According to CP, two 2010 internal audits found the coast guard's capacity to monitor and react to an oil spills was outdated, disorganized and needing an overhaul.

Yet a March 2012 draft report prepared for the Department of Fisheries and Oceans, which oversees the coast guard, found recommendations contained in the reports to improve its capacity have not been implemented, CP reported.

Calgary-based Enbridge Inc.'s $5.5-billion project calls for a pipeline more than 1,100 kilometres long to transport Alberta oil sands bitumen across northern British Columbia to an export terminal at Kitimat, on the northern coast.

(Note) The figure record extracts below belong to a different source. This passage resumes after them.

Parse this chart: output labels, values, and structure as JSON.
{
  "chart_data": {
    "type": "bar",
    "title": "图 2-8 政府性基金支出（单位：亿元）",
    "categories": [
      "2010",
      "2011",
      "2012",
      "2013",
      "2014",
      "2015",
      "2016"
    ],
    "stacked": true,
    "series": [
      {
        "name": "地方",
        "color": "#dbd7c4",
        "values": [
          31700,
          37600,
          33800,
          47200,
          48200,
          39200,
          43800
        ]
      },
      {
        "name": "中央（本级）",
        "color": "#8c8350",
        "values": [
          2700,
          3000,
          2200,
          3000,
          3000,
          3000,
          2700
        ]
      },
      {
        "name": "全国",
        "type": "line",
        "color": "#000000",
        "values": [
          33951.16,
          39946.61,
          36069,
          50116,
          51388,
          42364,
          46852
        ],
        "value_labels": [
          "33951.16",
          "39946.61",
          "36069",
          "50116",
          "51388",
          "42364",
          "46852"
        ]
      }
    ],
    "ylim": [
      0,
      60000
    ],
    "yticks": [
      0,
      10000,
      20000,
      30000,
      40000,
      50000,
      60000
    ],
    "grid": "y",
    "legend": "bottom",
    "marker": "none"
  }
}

The marine component calls for double-hulled supertankers to thread their way slowly up and down a coastal inlet escorted by tugboats. Enbridge has promised to boost emergency response capabilities along the main northern shipping routes not just for its tankers but for all marine traffic.

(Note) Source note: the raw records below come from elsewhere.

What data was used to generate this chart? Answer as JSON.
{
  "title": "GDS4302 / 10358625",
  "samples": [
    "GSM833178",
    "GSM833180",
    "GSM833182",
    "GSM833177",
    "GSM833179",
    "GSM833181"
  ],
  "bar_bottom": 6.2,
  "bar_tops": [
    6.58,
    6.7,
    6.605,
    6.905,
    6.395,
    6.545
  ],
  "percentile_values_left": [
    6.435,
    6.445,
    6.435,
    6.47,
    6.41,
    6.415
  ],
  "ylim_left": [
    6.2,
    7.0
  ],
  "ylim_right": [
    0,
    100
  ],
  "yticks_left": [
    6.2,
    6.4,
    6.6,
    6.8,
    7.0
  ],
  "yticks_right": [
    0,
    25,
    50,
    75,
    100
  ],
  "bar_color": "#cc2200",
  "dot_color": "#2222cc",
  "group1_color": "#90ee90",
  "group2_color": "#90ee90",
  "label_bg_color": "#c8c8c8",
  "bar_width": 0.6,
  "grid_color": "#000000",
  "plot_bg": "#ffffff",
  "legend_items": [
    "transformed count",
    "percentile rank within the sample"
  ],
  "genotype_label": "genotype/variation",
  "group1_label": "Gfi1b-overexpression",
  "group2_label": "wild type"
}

[ Related: Environmentalists celebrate as B.C. rejects controversial Northern Gateway pipeline ]

The West Coast has been subject to a moratorium on tanker traffic since 1972 but if Northern Gateway goes ahead, more than 200 oil tankers would be expected to use the Kitimat terminal each year.

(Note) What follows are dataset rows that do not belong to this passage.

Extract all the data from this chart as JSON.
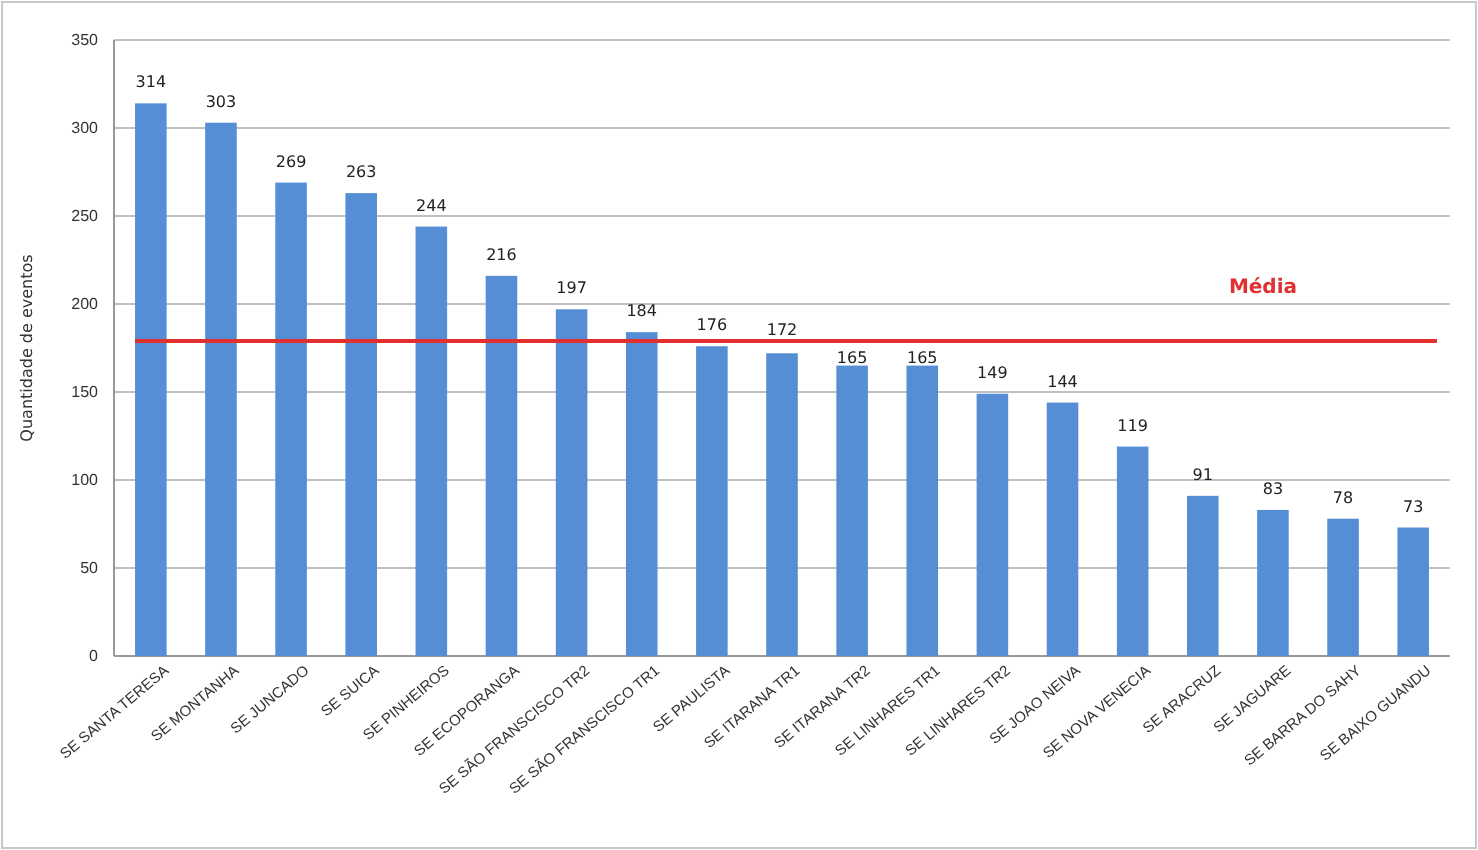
{
  "chart_data": {
    "type": "bar",
    "ylabel": "Quantidade de eventos",
    "categories": [
      "SE SANTA TERESA",
      "SE MONTANHA",
      "SE JUNCADO",
      "SE SUICA",
      "SE PINHEIROS",
      "SE ECOPORANGA",
      "SE SÃO FRANSCISCO  TR2",
      "SE SÃO FRANSCISCO  TR1",
      "SE PAULISTA",
      "SE ITARANA  TR1",
      "SE ITARANA  TR2",
      "SE LINHARES TR1",
      "SE LINHARES TR2",
      "SE JOAO NEIVA",
      "SE NOVA VENECIA",
      "SE ARACRUZ",
      "SE JAGUARE",
      "SE BARRA DO SAHY",
      "SE BAIXO GUANDU"
    ],
    "values": [
      314,
      303,
      269,
      263,
      244,
      216,
      197,
      184,
      176,
      172,
      165,
      165,
      149,
      144,
      119,
      91,
      83,
      78,
      73
    ],
    "color": "#558ed5",
    "ylim": [
      0,
      350
    ],
    "yticks": [
      0,
      50,
      100,
      150,
      200,
      250,
      300,
      350
    ],
    "grid": "y",
    "data_labels": true,
    "ref_lines": [
      {
        "axis": "y",
        "value": 179,
        "label": "Média",
        "color": "#e03030"
      }
    ]
  }
}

The 2012 report unearthed by CP found about 83 per cent of spill-response equipment across Canada is ready for use but most of it is outdated.

"Although operationally ready to respond, most of the assets held by the [emergency response] program average 25 or more years in service and have either become obsolete or are coming to the end of their useful life," said the report of the Environmental Response Capacity Definition Project.

"Maintenance is increasingly difficult as technical support and availability of parts are compromised."

It's reasonable to assume the energy board's review panel has access to this kind of information as it assesses the viability of Northern Gateway's spill-response plans.

The B.C. government was unimpressed by Enbridge's promises, citing inadequate spill response as a major reason for coming out against the project last week in its final submission to the panel. It's holding fire on a proposed major expansion of Kinder Morgan's Trans Mountain pipeline into Vancouver until details are available but that project would increase tanker traffic into the city's Burrard Inlet oil terminal.

CP noted Canadian law requires polluters to pay for cleanup, with the coast guard overseeing the work in marine spills and maintaining its own spill-response capability.

But inadequate funding has allowed its equipment to become outdated, the report found.

"This has eroded response capacities and has raised questions on the current condition and overall effectiveness of [Canadian Coast Guard]'s response equipment," said the report.

The largest tankers can carry 200,000 deadweight metric tonnes of oil, CP reported.

Canadian regulations require shipping companies to have the capacity to clean up as much as 10,000 tonnes of oil. CP said federal briefing notes put the coast guard's Pacific region response capacity at 8,000 tonnes but the audit found the actual capacity to be less than 6,900 tonnes.

When the Exxon Valdez ran aground off Alaska in 1989, it spilled roughly 34,600 tonnes of oil into Prince William Sound.

[ Related: Renowned oil spill expert leaving Canada after cuts ]

Enbridge spokesman Ivan Giesbrecht said the company's spill-response commitments are above those Canadian law requires.

"Our marine spill response plan will improve existing safety and response readiness on British Columbia's coastline," Giesbrecht told CP via email.

"Naturally, this is something we hope can improve confidence and public support for our project."

The federal government, meanwhile, is promising to set up a "world-class tanker safety system" for Canadian coasts and set up a coast guard incident command system.

But opponents of Northern Gateway and Kinder Morgan's expansion who believe a major spill is a matter not of if, but when, aren't reassured.

"Even a 'world-class' system doesn't prevent the kind of risks that British Columbians are concerned about," Will Horter of the Dogwood Initiative told CP. "British Columbians would bear the burden."